Sandy hesitated, willing his eyesight to penetrate the skin and reveal the treasure within Mickery’s palms. Left or right? Death or life?
‘Come on, Sandy. For fuck’s sake just get it over with.’
Mickery’s voice was desperate, entreating. But Sandy didn’t feel any pity, couldn’t feel any pity. He was frozen in the moment, unable to move a muscle.
‘I can’t do it.’
‘Do it now, Sandy. Or I swear to God I’ll make the decision for you.’
Mickery’s tone was savage and it jolted Sandy out of his paralysis. Muttering the Lord’s Prayer, he slowly stretched out his arm, tapping Mickery firmly on the left hand.
A long, terrible moment. Then slowly Mickery turned her hand round and opened it for both to see.
74
It had been the strangest day. The best and worst of days. Charlie lay in bed trying to make sense of it all.
After Helen had gone, the team had hopped to it, driven on by Charlie’s energy and zeal. Encouraging her guys to be brutal with the clinic managers who were evasive, hiding behind client confidentiality, the team had made good progress, working their way steadily through the list, chasing down the surgeons in the Hampshire area who had the expertise to take on a gender reassignment operation. In the end, however, they had drawn a blank. Everyone had been quizzed, but no one recognized Martina or could cast any light on who she might have been when she was a he.

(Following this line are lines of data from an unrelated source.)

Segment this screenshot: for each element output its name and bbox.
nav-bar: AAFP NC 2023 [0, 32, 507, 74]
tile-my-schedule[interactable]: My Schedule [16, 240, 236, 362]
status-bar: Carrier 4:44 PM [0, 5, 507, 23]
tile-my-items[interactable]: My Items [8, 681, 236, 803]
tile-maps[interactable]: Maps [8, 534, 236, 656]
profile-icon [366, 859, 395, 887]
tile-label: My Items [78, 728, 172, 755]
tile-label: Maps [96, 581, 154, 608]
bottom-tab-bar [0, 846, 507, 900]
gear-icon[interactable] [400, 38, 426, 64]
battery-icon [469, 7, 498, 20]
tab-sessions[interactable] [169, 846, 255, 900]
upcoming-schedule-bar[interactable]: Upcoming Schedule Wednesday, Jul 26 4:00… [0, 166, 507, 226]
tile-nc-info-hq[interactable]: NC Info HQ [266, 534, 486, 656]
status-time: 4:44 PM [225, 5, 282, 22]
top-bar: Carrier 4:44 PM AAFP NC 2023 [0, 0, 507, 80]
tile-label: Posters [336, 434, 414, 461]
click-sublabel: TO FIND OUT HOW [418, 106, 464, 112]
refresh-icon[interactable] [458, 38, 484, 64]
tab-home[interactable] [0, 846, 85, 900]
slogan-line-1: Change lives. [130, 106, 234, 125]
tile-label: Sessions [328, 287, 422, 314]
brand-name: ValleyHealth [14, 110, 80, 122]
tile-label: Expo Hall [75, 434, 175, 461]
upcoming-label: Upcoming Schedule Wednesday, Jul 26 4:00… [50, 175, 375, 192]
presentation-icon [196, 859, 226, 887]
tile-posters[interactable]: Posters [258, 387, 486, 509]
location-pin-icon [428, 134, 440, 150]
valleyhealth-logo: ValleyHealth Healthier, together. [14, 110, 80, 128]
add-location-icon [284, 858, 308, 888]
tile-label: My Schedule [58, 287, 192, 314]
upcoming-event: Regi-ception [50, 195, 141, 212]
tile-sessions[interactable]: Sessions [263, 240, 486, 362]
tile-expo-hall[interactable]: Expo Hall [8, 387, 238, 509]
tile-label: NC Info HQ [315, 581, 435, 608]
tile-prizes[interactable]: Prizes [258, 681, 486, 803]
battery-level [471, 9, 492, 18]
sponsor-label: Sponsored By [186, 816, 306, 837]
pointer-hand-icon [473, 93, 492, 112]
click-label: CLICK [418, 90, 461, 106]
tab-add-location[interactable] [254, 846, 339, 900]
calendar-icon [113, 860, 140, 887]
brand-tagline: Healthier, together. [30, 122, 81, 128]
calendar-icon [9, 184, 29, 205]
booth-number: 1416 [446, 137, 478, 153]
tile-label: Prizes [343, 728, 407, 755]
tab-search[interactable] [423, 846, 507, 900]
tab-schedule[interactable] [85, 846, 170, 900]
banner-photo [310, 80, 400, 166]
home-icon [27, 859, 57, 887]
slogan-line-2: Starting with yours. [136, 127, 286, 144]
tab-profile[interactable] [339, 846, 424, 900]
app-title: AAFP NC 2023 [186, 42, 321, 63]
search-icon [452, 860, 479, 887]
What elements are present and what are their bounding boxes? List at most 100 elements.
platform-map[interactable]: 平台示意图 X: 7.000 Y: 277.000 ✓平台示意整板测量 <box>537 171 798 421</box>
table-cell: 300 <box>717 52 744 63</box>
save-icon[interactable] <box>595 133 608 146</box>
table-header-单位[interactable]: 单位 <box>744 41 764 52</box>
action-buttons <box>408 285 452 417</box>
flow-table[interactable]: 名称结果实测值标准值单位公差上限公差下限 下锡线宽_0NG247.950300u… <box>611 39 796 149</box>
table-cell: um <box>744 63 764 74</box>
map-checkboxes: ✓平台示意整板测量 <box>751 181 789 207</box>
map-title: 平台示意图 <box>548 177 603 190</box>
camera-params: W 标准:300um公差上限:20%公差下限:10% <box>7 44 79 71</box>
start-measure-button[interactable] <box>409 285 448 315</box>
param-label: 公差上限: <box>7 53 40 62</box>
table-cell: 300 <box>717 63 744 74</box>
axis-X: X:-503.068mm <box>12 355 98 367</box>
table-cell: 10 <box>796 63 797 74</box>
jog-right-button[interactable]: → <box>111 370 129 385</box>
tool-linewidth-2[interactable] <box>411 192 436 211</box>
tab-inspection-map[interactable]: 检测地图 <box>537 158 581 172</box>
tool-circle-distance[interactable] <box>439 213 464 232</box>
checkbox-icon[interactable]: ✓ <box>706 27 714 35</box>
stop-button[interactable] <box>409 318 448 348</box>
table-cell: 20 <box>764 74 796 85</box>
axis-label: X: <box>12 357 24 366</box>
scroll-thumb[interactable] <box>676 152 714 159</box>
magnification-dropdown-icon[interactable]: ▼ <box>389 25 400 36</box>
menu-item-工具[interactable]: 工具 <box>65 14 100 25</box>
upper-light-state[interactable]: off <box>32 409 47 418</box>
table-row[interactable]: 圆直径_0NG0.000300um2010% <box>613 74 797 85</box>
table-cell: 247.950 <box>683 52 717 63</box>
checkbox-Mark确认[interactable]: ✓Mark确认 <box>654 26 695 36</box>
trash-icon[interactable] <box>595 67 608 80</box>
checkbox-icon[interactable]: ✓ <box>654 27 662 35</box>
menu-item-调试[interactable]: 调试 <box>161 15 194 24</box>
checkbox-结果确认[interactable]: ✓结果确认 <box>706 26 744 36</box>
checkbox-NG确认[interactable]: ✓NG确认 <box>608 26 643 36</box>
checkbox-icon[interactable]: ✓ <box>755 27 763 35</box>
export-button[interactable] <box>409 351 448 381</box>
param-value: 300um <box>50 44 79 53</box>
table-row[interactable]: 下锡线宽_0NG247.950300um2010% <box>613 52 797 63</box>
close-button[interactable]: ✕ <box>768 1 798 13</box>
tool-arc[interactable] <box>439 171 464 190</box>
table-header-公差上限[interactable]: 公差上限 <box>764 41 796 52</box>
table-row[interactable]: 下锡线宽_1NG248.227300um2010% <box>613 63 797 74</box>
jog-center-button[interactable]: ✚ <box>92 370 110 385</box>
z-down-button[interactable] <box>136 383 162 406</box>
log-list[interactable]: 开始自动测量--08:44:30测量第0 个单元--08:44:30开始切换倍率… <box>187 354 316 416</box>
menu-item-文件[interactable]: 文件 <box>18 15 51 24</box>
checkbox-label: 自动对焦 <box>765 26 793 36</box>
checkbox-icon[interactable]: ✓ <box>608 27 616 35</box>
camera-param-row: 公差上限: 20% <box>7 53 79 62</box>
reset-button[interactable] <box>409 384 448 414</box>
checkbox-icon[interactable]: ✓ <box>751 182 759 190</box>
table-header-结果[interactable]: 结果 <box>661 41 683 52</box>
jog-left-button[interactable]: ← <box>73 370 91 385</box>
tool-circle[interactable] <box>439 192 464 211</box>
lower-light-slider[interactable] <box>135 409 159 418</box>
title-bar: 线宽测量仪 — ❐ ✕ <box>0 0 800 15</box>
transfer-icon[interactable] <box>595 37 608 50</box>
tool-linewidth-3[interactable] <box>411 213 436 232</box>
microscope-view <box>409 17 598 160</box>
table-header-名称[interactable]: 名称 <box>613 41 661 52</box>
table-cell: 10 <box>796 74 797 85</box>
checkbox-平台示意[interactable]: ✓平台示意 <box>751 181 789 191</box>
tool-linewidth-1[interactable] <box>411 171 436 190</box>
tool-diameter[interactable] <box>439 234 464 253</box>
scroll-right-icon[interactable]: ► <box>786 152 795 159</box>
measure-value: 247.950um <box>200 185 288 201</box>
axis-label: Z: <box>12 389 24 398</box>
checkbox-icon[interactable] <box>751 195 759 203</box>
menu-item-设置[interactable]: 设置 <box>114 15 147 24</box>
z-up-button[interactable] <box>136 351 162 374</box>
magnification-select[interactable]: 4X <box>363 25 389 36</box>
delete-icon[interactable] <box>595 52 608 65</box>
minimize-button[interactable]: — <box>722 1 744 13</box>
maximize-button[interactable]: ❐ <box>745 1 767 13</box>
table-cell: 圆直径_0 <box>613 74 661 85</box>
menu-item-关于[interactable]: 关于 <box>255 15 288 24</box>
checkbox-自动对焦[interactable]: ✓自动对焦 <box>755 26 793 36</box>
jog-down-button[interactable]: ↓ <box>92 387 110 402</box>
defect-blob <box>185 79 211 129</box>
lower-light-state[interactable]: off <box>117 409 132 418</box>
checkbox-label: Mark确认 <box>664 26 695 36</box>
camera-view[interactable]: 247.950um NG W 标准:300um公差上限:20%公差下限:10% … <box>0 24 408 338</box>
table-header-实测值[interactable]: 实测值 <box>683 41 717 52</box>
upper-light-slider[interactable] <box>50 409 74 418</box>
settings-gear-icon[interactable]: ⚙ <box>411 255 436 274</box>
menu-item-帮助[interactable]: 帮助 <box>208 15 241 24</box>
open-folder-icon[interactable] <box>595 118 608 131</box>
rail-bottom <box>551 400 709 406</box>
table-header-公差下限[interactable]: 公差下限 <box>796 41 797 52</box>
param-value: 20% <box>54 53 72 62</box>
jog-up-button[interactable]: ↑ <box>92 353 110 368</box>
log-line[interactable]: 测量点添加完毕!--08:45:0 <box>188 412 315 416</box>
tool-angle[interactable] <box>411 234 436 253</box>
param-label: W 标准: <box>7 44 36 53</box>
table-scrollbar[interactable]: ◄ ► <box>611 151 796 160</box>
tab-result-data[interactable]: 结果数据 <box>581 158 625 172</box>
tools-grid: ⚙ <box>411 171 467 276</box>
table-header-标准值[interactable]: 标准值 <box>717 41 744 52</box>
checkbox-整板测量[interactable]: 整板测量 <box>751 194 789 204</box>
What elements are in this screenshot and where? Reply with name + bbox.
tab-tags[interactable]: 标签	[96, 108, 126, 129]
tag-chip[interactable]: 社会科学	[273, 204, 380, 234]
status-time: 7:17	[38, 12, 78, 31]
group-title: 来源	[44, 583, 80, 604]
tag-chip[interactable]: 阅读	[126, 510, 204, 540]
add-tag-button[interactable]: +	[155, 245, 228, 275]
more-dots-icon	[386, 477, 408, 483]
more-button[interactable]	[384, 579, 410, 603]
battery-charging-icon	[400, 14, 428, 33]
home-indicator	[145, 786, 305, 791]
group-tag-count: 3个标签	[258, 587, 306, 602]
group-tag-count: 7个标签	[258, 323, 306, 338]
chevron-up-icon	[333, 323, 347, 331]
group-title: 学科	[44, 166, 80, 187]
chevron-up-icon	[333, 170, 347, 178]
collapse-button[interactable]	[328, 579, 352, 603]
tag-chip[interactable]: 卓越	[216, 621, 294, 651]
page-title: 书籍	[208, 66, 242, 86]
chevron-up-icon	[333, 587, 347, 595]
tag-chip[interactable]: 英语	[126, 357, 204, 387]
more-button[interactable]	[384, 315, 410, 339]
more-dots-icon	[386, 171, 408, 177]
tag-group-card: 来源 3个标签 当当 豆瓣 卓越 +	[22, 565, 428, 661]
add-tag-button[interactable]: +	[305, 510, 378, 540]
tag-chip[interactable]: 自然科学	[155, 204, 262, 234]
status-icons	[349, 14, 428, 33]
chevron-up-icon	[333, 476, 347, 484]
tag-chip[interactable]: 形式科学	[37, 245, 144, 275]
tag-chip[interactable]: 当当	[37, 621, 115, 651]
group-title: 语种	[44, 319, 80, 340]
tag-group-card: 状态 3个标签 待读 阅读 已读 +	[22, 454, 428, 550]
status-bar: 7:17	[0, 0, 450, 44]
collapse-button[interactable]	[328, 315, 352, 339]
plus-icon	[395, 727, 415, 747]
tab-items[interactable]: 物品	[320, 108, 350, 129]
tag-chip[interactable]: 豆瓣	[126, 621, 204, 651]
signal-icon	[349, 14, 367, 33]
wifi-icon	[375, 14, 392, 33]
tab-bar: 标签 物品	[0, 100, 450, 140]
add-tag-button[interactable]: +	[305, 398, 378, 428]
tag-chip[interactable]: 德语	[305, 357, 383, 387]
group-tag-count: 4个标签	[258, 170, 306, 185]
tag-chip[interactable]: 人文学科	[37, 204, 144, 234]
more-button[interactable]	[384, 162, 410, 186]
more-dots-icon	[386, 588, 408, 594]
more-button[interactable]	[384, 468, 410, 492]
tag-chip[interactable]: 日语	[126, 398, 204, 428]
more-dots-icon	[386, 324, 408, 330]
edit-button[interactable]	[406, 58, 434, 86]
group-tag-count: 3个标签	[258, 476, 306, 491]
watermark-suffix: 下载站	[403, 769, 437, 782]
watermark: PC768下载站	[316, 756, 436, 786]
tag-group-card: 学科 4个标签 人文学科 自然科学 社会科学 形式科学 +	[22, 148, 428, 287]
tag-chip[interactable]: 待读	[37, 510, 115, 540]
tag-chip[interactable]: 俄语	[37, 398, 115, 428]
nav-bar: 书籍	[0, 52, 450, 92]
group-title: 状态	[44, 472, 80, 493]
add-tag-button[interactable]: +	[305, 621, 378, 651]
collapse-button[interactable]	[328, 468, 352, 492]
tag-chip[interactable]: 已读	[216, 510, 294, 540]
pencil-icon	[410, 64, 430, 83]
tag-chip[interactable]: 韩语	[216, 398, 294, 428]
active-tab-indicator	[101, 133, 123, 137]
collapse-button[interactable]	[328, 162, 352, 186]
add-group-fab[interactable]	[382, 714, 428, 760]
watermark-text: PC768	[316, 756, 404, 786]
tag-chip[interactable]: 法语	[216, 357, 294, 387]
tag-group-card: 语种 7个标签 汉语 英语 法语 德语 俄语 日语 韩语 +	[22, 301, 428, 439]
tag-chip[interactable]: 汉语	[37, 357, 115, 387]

So it was time to widen the search. There were several dozen clinics nationwide that did this kind of thing and they would have to contact them all. Please, God, Martina had not had the op abroad – that would be too much for their limited resources and they were desperate for a clue, something to get them back on track. Charlie left the guys at it. She was sick with tiredness and needed a moment’s respite. As she drove home her mood lifted at the chance of spending a few valuable minutes with her boyfriend and cat, some decent food and, best of all, some sleep.
Roadworks. And a diversion. Irritating, but no more than that. But it meant Charlie had to take an unusual route home. A route that would take her straight past Mark’s flat. With a sudden pang of guilt, she realized that she had momentarily forgotten about him. She had been so intent on proving to herself (and to Helen obviously) that she could lead the team. In so doing she had shown herself to be a bad leader and an unworthy friend – one shouldn’t forget the walking wounded in one’s desperation to win the battle.